The current version is able to not only match learned words in a sentence but also does this is a real environment. This means standing in a room and the microphone is somewhere located in the corner. Or speaking from quite a distance. On the other hand I still get false positives as the approach is rough. But I’m quite happy with the current state that’s why I talk about it now. The project (SoPaRe) incl. the source code is located on GitHub. Happy to receive your feedback or comments and of course, if you are using SoPaRe, please tell me about it!
My next step is to kick off the beta testing and enhance here and there. Will write again when we have more results after the test phase 🙂
I can’t really say that I’ve finished the project but it’s pretty far. The new UI is responsive, completely developed from a mobile first approach and looks nice on a smartphone, a tablet and with a normal desktop browser.
In addition I spent a lot of time to make everything flexible. This includes not only i18n (most of the UI is available in German, English and Spanish) but also 90% of the information and options are based on config files.
The system is actually a visualization/control system for a home automation bus system. Spent quite some time on points like security, ease of use and simplicity. And a bit on modularization but I guess this area needs some more refinement.
Some labels will be renamed in the near future. The section „Switches“ for example includes currently „Levels“. What it really does is to create and visualize/control any kind/amount of areas, such as floors, garden or single rooms. And then everything which is related to this area can be viewed and controlled, such as lights, sockets, thermostats, valves, … It’s technically possible to add the shutters to the „Levels“, but currently it feels more natural to put them in an own section. Time will tell if this should be changed.
The only completely custom module is the „Device“ section. In this section the system is able to show any kind of device that is currently „on“ – means, the system can ping it. This section includes smartphones, tablets, notebooks, PCs, TVs and stuff like a Wii (not my XBox as the Xbox prevents a ping). This means that the system is somehow context aware. I have some hopes that the system can become really smart. Because it is most likely that somebody is at home if the TV is on. Or a laptop. Or a smartphone. Let’s see how this can be used. Best is that this information are available nearly for free and without beacons or any kind of unnatural manual registration.

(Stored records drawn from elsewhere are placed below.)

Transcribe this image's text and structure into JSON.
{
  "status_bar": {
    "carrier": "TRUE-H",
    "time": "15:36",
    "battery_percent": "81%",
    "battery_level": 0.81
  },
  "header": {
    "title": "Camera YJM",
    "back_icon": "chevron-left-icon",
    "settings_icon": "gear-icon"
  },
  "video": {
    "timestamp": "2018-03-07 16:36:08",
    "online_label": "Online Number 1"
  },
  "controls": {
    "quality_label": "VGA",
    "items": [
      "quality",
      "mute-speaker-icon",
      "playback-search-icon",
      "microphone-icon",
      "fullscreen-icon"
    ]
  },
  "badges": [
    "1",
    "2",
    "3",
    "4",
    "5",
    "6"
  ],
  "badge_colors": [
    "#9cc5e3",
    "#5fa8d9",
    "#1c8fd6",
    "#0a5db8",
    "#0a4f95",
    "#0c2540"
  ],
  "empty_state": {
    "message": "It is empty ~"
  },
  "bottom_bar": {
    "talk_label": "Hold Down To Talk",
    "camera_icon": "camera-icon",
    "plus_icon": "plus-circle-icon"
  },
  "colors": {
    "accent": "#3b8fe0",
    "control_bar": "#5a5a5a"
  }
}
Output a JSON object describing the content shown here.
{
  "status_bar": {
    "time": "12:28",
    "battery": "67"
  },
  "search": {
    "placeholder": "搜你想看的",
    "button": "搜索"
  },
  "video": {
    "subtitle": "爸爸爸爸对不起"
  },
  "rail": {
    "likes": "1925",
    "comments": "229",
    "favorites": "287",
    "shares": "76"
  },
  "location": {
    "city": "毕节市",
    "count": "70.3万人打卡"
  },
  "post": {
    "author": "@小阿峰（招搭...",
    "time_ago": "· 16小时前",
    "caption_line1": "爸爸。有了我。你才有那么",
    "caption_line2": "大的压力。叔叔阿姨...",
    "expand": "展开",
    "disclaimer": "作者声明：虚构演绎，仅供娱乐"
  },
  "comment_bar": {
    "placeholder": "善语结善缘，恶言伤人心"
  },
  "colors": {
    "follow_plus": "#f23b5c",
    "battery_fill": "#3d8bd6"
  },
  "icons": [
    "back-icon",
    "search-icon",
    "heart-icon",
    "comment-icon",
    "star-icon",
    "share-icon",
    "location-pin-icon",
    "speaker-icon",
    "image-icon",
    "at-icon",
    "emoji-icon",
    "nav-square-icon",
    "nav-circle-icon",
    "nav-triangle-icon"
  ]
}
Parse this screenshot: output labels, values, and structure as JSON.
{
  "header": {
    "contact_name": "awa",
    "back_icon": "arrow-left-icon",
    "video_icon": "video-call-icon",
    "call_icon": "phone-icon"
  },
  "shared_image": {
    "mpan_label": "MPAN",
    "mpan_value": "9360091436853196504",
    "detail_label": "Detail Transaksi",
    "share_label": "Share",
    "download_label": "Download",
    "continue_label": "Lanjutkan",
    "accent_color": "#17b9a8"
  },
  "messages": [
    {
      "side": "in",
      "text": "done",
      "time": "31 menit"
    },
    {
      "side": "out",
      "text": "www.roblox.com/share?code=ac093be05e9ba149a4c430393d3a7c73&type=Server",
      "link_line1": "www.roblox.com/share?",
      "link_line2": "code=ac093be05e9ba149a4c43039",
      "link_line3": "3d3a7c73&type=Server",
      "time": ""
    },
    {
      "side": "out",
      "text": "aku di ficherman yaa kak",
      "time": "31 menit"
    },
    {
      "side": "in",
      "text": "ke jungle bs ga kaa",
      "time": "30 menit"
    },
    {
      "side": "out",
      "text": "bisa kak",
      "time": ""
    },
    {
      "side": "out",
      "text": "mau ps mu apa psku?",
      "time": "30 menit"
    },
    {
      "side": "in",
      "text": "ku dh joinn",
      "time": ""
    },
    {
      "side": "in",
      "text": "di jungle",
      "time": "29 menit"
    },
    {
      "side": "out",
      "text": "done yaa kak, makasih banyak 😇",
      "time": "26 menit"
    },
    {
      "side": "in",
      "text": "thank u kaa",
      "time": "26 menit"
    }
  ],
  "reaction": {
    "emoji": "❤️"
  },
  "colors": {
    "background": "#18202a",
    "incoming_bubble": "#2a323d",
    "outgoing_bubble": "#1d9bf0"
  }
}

So what’s next? I still want a always on speech control. And more sensors. But I think first comes some fine tuning and enhancements all around 🙂
When I was younger I really liked the computer of the Enterprise in Star Trek TNG. Always on, always listening. „He“ understands all languages, accents and background sound is easily filtered out. Even with red alert in the background and explosions all around. Oh, and I still like it. Today I have my own „smart home“ and can control stuff with my voice with an application written for Android. Easy as eating cake, right. Have done this in a few ours in my spare time. But wait. There is something missing. It’s not always on. I can’t just run around and say „Computer, locate [PUT ANY NAME HERE]“ or „Computer, it’s to hot. Please reduce temperature by 2°“. You ask why?
– Maturity of voice recognition (I’m talking Linux here, more concrete Raspberry Pi!) and the overall approach (I don’t want to send every word to a Google service!)
– The environment itself. On the Enterprise you could say something in the endmost edge of any floor. This does currently not work for me at all 🙂
– Security. Don’t want to allow any stranger to control stuff just by saying something at the front door
My goal is to solve the issues as far as I can and build something which is not only cool but also useful. I’ll keep posting my results and approaches here.